La manzana prohibida

Capítulo 1 — El sabor de lo no dicho

El vestido de novia cuelga de la puerta de mi habitación como un espectro hermoso y silencioso. Blanco, vaporoso, con encaje bordado a mano en las mangas y el escote en forma de corazón que mi madre insistió en que me haría ver como una princesa. Lo miro con una mezcla de nostalgia anticipada y una culpa que me recorre como una corriente eléctrica por debajo de la piel. Faltan veintiocho días para mi boda. Debería estar feliz, ¿no?

Pero no puedo evitar preguntarme, por enésima vez, si estoy a punto de cometer el mayor error de mi vida.

La luz de la tarde se cuela a través de las cortinas beige, tiñendo de oro los bordes de las cosas. Mi taza de té ya está fría. Tomo un sorbo igualmente, solo por hacer algo con las manos. Escucho el tintineo de las llaves en la puerta de entrada. Es Noah, mi prometido.

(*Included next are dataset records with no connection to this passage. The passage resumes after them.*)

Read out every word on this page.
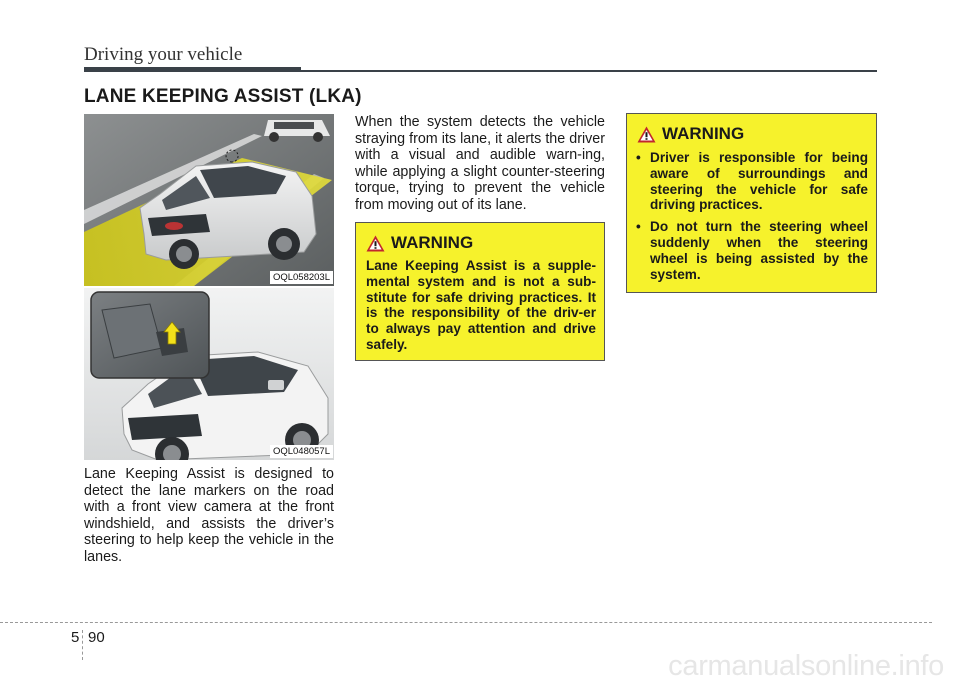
Driving your vehicle
LANE KEEPING ASSIST (LKA)
OQL058203L
OQL048057L
Lane Keeping Assist is designed to detect the lane markers on the road with a front view camera at the front windshield, and assists the driver’s steering to help keep the vehicle in the lanes.
When the system detects the vehicle straying from its lane, it alerts the driver with a visual and audible warn-ing, while applying a slight counter-steering torque, trying to prevent the vehicle from moving out of its lane.
WARNING
Lane Keeping Assist is a supple-mental system and is not a sub-stitute for safe driving practices. It is the responsibility of the driv-er to always pay attention and drive safely.
WARNING
• Driver is responsible for being aware of surroundings and steering the vehicle for safe driving practices.
• Do not turn the steering wheel suddenly when the steering wheel is being assisted by the system.
5 90
carmanualsonline.info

—¿Estás en casa, Eve? —su voz suena despreocupada, rutinaria.

—Arriba —respondo, rápida, escondiendo el catálogo de luna de miel que ni siquiera abrí.

Noah sube los escalones de a dos y entra en la habitación con esa sonrisa perfecta que lo convirtió en el chico más popular de la universidad. Me besa la frente y observa el vestido. Lo hace cada vez que entra aquí, como si ya pudiera ver el futuro colgado frente a nosotros.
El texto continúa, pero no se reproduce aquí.